Garis Waktu: Kebangkitan dan Kejatuhan Park Geun-hye Korea Selatan

Garis Waktu: Kebangkitan dan Kejatuhan Park Geun-hye Korea Selatan

Diborgol dan nomor tahanan tertera di pakaiannya, mantan presiden Korea Selatan Park Geun-hye dibawa ke pengadilan Seoul pada hari Selasa untuk diadili atas serangkaian tuduhan korupsi yang telah menyebabkan pemecatan dan penangkapannya.

Ini merupakan penghinaan besar lainnya bagi Park, yang terpilih sebagai presiden perempuan pertama Korea Selatan pada akhir tahun 2012 berkat dukungan luar biasa dari kaum konservatif yang mengingat ayah diktatornya yang terbunuh sebagai pahlawan yang menyelamatkan negara tersebut dari kemiskinan.

Beberapa momen terpenting dalam hidup Park:

2 Februari 1952: Park lahir sebagai anak tertua dari Park Chung-hee dan Yuk Young-soo.

1963: Park pindah ke Gedung Biru kepresidenan setelah ayahnya menjadi presiden, dua tahun setelah ayahnya melakukan kudeta dan menguasai negara.

1974: Ibu Park ditembak dan dibunuh oleh seorang etnis Korea dari Jepang, menuntut perintah dari pemimpin Korea Utara saat itu Kim Il Sung, saat Park Chung-hee sedang memberikan pidato di teater Seoul. Park Geun-hye dilarikan dari Paris, tempat dia belajar, dan mulai berperan sebagai ibu negara.

1979: Park Chung-hee dibunuh oleh kepala intelijennya, Kim Jae-kyu, saat pesta minum larut malam. Reaksi pertama Park Geun-hye terhadap berita kematian ayahnya diyakini adalah memeriksa status keamanan di perbatasan dengan Korea Utara, komentar yang membuat para pendukungnya mengatakan bahwa dia pantas mendapatkan peran kepemimpinan nasional. Setelah pemakaman kenegaraan ayahnya, Park Geun-hye meninggalkan Gedung Biru.

1998: Setelah bertahun-tahun menghindari perhatian publik, Park memasuki dunia politik dan memenangkan kursi parlemen di tengah nostalgia publik terhadap ayahnya yang meletus setelah Korea Selatan dilanda krisis keuangan Asia. Dia menjadi ikon konservatif Korea Selatan.
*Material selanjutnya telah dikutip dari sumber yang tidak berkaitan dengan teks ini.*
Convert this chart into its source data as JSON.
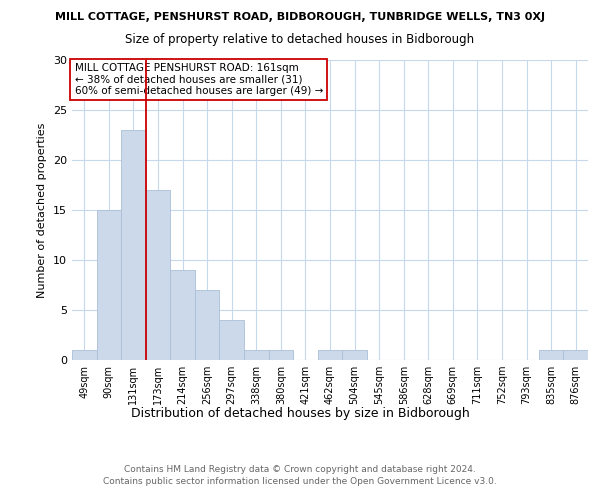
{
  "suptitle": "MILL COTTAGE, PENSHURST ROAD, BIDBOROUGH, TUNBRIDGE WELLS, TN3 0XJ",
  "title": "Size of property relative to detached houses in Bidborough",
  "xlabel": "Distribution of detached houses by size in Bidborough",
  "ylabel": "Number of detached properties",
  "categories": [
    "49sqm",
    "90sqm",
    "131sqm",
    "173sqm",
    "214sqm",
    "256sqm",
    "297sqm",
    "338sqm",
    "380sqm",
    "421sqm",
    "462sqm",
    "504sqm",
    "545sqm",
    "586sqm",
    "628sqm",
    "669sqm",
    "711sqm",
    "752sqm",
    "793sqm",
    "835sqm",
    "876sqm"
  ],
  "values": [
    1,
    15,
    23,
    17,
    9,
    7,
    4,
    1,
    1,
    0,
    1,
    1,
    0,
    0,
    0,
    0,
    0,
    0,
    0,
    1,
    1
  ],
  "bar_color": "#ccd9ea",
  "bar_edge_color": "#aabfd8",
  "vline_x": 2.5,
  "vline_color": "#cc0000",
  "annotation_lines": [
    "MILL COTTAGE PENSHURST ROAD: 161sqm",
    "← 38% of detached houses are smaller (31)",
    "60% of semi-detached houses are larger (49) →"
  ],
  "ylim": [
    0,
    30
  ],
  "yticks": [
    0,
    5,
    10,
    15,
    20,
    25,
    30
  ],
  "footer_line1": "Contains HM Land Registry data © Crown copyright and database right 2024.",
  "footer_line2": "Contains public sector information licensed under the Open Government Licence v3.0.",
  "bg_color": "#ffffff",
  "plot_bg_color": "#ffffff",
  "grid_color": "#c8d8ec"
}
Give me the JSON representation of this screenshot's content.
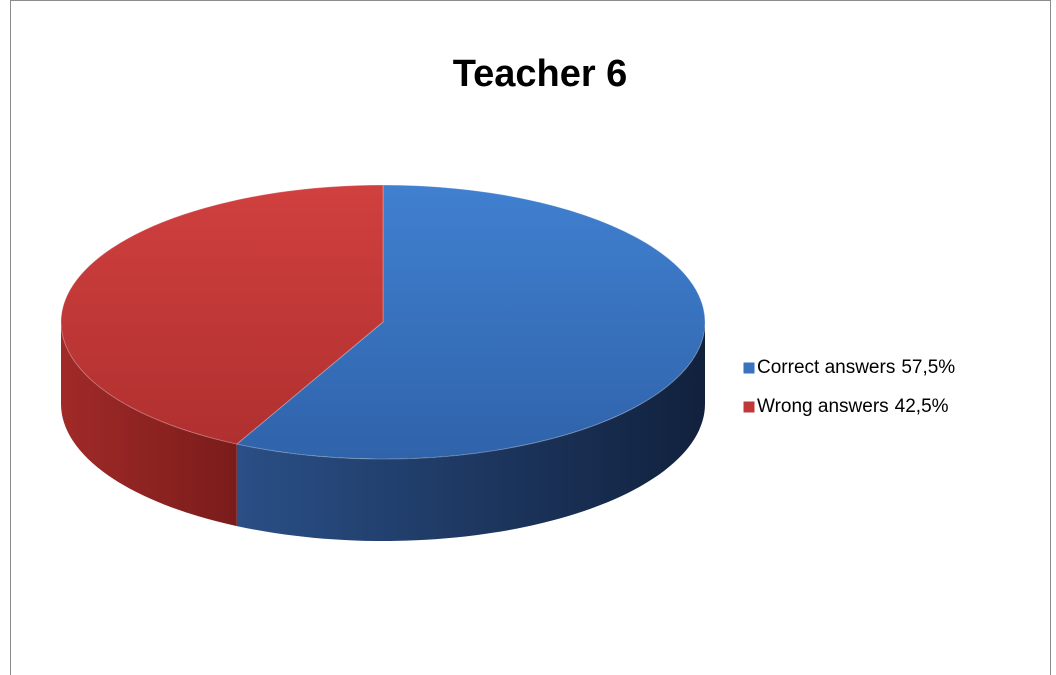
{
  "chart_data": {
    "type": "pie",
    "title": "Teacher 6",
    "categories": [
      "Correct answers",
      "Wrong answers"
    ],
    "values": [
      57.5,
      42.5
    ],
    "value_labels": [
      "57,5%",
      "42,5%"
    ],
    "colors": [
      "#3a72c0",
      "#c0393a"
    ],
    "legend": "right"
  }
}
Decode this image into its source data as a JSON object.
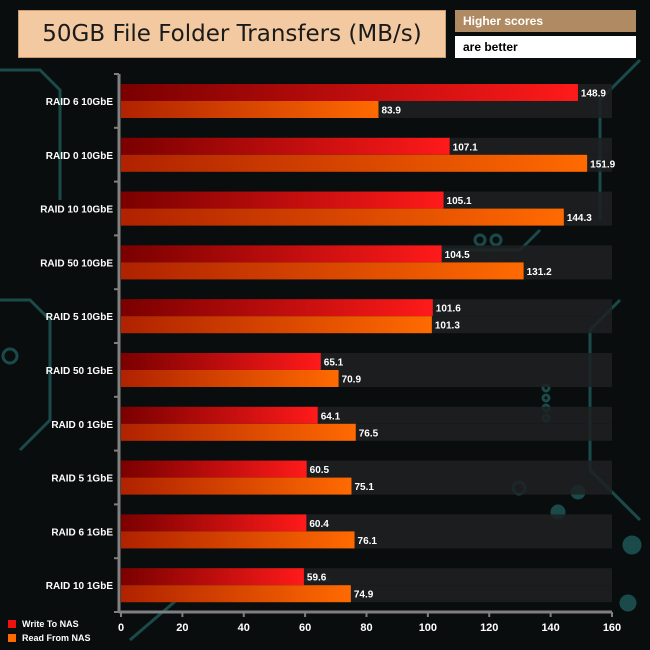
{
  "header": {
    "title": "50GB File Folder Transfers (MB/s)",
    "note_line1": "Higher scores",
    "note_line2": "are better"
  },
  "chart_data": {
    "type": "bar",
    "orientation": "horizontal",
    "title": "50GB File Folder Transfers (MB/s)",
    "xlabel": "",
    "ylabel": "",
    "categories": [
      "RAID 6 10GbE",
      "RAID 0 10GbE",
      "RAID 10 10GbE",
      "RAID 50 10GbE",
      "RAID 5 10GbE",
      "RAID 50 1GbE",
      "RAID 0 1GbE",
      "RAID 5 1GbE",
      "RAID 6 1GbE",
      "RAID 10 1GbE"
    ],
    "series": [
      {
        "name": "Write To NAS",
        "color": "#ee1111",
        "values": [
          148.9,
          107.1,
          105.1,
          104.5,
          101.6,
          65.1,
          64.1,
          60.5,
          60.4,
          59.6
        ]
      },
      {
        "name": "Read From NAS",
        "color": "#ff6a00",
        "values": [
          83.9,
          151.9,
          144.3,
          131.2,
          101.3,
          70.9,
          76.5,
          75.1,
          76.1,
          74.9
        ]
      }
    ],
    "xlim": [
      0,
      160
    ],
    "xticks": [
      0,
      20,
      40,
      60,
      80,
      100,
      120,
      140,
      160
    ],
    "grid": false,
    "legend_position": "bottom-left"
  }
}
2006: Park, yang saat itu menjadi pemimpin partai oposisi utama konservatif, diserang oleh seorang pria yang memegang pemotong kotak saat berkampanye di Seoul untuk pemilu mendatang. Dia menerima 60 jahitan pada luka sepanjang 11 sentimeter (4 inci) di wajahnya. Kata-kata pertama yang diucapkannya di rumah sakit adalah, “Bagaimana kabar Daejeon?” untuk melihat bagaimana kampanye pemilu berlangsung di pusat kota tersebut; yang selanjutnya membangun citranya sebagai pemimpin yang kuat.

2012: Park memenangkan kursi kepresidenan, mengalahkan saingan liberal utamanya, Moon Jae-in.

9 Desember 2016: Park dimakzulkan oleh parlemen yang dikuasai kaum liberal atas tuduhan bahwa ia memeras uang dari perusahaan-perusahaan besar, menerima suap dari beberapa perusahaan besar, dan melakukan pelanggaran lainnya, semuanya bekerja sama dengan teman lamanya selama 40 tahun, Choi Soon-sil. Park pernah menggambarkan Choi sebagai orang yang membantunya di masa lalu “ketika saya mempunyai masalah”, yang jelas merujuk pada pembunuhan orang tuanya.

10 Maret 2017: Park secara resmi diberhentikan dari jabatannya setelah Pengadilan Konstruksi menguatkan tuntutannya.

31 Maret 2017: Park ditangkap dan dipenjarakan oleh jaksa.

9 Mei 2017: Saingan Park, Moon, memenangkan pemilihan presiden sela untuk memilih penggantinya.

23 Mei 2017: Park, dalam keadaan diborgol, dibawa ke Pengadilan Distrik Pusat Seoul untuk pembukaan persidangan pidananya, yang diperkirakan akan berlangsung beberapa bulan.